00:07:44.150 Continuing from there, we plan to implement functionalities that improve our secure scaling abilities. Importantly, we aim to optimize our codebase and project structure for better organization.
00:08:06.430 As a practical example, we wanted to introduce a feature that automatically closes stale issues in open-source repositories. If an issue appears inactive after a specified period, like a month or two, we will want the system to automatically close it.
00:08:37.820 In our tests, we created a small code segment to mark duplicate issues. The created task runs every minute, checks the marked issues, and closes those that meet the criteria. Now, let’s demonstrate how it works.
00:09:01.630 You can check it on the homepage of Sidekiq Scheduler and you’ll see our cron job there for issue cleanup. It runs every minute. As you can see, it will find those issues and close them automatically if they are marked as stale.
00:09:34.440 Eventually, if no one shows any activity on these issues for a few months, the job will run again and will check, closing the stale ones accordingly.
00:10:09.860 As a bonus for our talk, we wanted to showcase what it takes to write a Sidekiq extension. In the Sidekiq lifecycle, there are specific events you can hook into. We utilize startup and shutdown events to manage configuration settings, like starting the Rufus Scheduler.
00:10:30.700 One important point to note is that when you run the web extension for Sidekiq Scheduler, you can create a customizable dashboard showing currently queued jobs. It also allows you to disable those jobs without needing to log into the server directly.
00:10:59.490 To achieve this, you just need to create a module extension with a method that defines the hooks for it. You also need to register the extension in Sidekiq to enable adding the dashboard tab easily.

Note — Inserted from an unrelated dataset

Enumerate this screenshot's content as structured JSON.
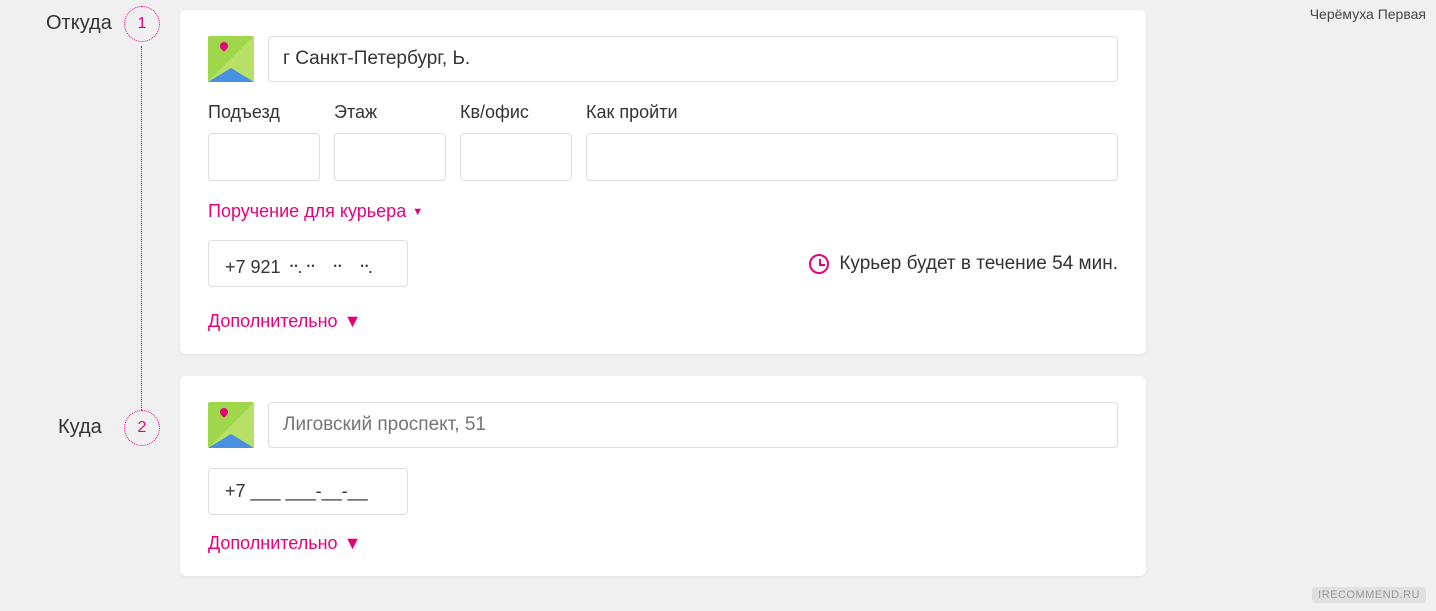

You can define actions to render the necessary data in that tab.
00:11:27.390 Additional features include the option to add multiple languages support for Sidekiq Scheduler. This makes it beneficial for projects of diverse user demographics.

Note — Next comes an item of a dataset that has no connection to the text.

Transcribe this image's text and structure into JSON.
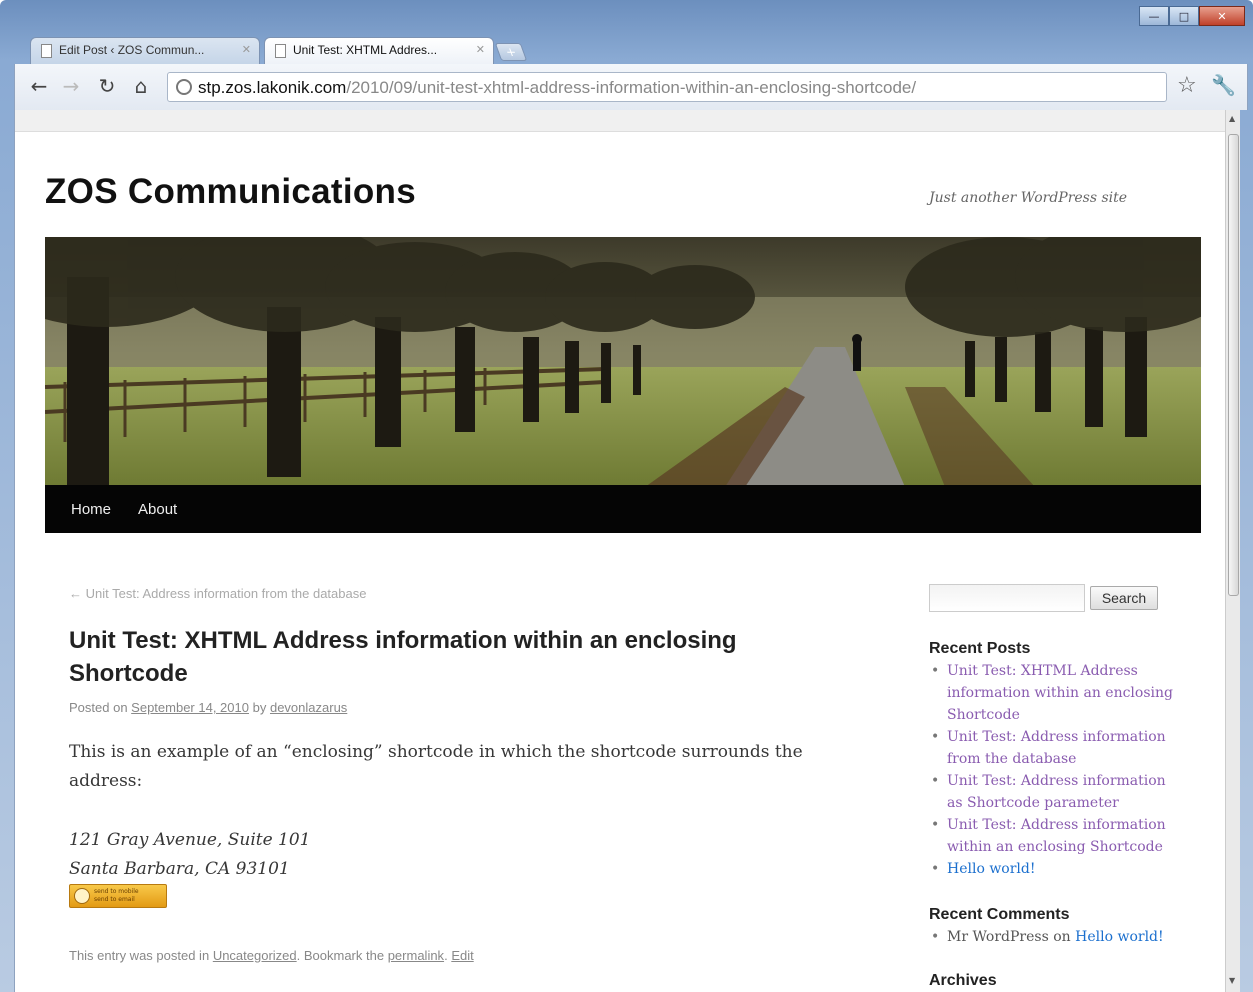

00:11:36.100 Lastly, let’s discuss contributions and collaboration. Since Sidekiq Scheduler is an open-source project, it has existed for quite some time and has had around 43 contributors over the years. Currently, we are dedicating approximately six hours a week to fixing issues and improving the scheduler.
00:12:06.320 We appreciate all feedback and contributions from the community. Additionally, we maintain other open-source libraries. For instance, Rusyn is a simple exception notification gem for logging and sending errors in Ruby applications.
00:12:44.830 We also have Ruie, a lightweight rules evaluator for conditional expressions, and Angus, a REST-like API framework that generates documentation while you write. Lastly, we created Fake It, an Android data generator for creating realistic test data.
00:13:15.760 Thank you very much for your attention, and we hope you find Sidekiq Scheduler and these other projects useful!